Mat started whittling a whistle from a willow stick, and Mr. Hamlin began adding a column of figures in a cash-book, but after a few minutes he looked up at his wife, who had come into the room and was knitting. "I can't blame the children for talking of witches and magic things," he said, "when all the province of Massachusetts Bay seems to be thinking about the same matters. Everybody's whispering about them, and every man, woman, and child seems suddenly to know exactly what witches do. Three men told me to-day about those poor women they've jailed over at Salem Village. And the men seemed almost to believe that the women really had dealt in witchcraft, although they were all three sober men, and one was a minister of the Gospel."

"And I've been hearing the same things," said his wife. "Men don't do all the gossiping, my dear."

Mr. Hamlin turned again to his cash-book, but his counting was interrupted in a few minutes by a loud rapping at the street-door. Mat opened the door, and Mr. Samuel Glover and his son Joe came hurrying in. "There's strange news afoot," said Mr.
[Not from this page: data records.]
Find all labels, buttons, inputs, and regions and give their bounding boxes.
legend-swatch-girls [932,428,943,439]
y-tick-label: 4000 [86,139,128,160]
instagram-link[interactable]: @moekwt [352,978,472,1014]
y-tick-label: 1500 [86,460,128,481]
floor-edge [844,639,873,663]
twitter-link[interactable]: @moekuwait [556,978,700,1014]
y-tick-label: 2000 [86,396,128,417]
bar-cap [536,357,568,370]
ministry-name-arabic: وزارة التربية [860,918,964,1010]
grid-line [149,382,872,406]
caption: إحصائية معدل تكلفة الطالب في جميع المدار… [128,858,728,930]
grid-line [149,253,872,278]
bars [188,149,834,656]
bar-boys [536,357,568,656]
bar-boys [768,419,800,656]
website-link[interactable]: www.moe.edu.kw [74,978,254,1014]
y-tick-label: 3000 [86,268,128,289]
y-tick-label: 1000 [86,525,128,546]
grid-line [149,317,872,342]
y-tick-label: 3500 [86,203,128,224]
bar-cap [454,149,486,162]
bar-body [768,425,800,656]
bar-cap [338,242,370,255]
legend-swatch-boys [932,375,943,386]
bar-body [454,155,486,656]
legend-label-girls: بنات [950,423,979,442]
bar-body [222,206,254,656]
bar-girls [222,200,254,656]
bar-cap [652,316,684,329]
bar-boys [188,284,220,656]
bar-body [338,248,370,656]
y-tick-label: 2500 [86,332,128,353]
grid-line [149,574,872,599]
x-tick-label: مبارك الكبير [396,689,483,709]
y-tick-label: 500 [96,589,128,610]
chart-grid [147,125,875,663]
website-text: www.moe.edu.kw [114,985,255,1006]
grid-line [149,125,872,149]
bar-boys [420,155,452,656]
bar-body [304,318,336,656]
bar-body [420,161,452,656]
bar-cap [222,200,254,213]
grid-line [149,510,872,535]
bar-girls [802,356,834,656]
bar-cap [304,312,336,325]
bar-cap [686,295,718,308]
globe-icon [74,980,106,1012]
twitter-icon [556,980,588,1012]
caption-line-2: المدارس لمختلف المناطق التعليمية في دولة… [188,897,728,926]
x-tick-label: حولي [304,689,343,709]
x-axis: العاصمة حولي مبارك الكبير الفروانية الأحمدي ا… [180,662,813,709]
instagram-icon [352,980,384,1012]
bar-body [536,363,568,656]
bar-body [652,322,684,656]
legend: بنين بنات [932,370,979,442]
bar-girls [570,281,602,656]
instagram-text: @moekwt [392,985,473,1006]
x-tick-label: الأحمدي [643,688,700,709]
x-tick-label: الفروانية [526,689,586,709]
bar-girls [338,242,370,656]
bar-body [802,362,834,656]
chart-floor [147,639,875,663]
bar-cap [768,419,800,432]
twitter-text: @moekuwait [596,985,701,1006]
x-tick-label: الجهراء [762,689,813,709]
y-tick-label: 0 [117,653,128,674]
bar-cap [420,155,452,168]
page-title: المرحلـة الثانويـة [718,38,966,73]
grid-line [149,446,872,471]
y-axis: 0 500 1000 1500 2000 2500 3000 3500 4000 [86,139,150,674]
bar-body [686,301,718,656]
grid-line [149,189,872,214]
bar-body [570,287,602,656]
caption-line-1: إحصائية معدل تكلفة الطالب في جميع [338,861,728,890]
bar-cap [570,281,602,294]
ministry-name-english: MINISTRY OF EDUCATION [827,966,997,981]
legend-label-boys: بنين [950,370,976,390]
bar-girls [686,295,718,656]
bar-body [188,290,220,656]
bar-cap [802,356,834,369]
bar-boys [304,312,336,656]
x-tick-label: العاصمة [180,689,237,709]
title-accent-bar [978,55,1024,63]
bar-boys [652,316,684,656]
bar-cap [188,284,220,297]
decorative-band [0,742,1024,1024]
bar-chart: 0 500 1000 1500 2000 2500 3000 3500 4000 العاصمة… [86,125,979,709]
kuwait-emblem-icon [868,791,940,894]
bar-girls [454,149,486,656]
Glover, "and I thought it only neighborly to share it with you." He threw his hat and cloak on a chair. "Some one has charged Mistress Ann Swan with dealing in witchcraft, with being a familiar of the Evil One."

"Mistress Swan!" exclaimed husband and wife, while Mat stood listening with his mouth wide open.

"It's said she's bewitched the children, makes them act like cats and dogs, sends them into trances, and misuses them in many different ways."

"She's a most kind-hearted woman, and loves children dearly," said Mistress Hamlin. "She always gives them sweets when they come to see her."

"Aye," agreed Mr. Glover, "so the children say, but they add that she gives them the sweets so she may have a chance to work her evil on them."

"What children say this?" demanded Mr. Hamlin.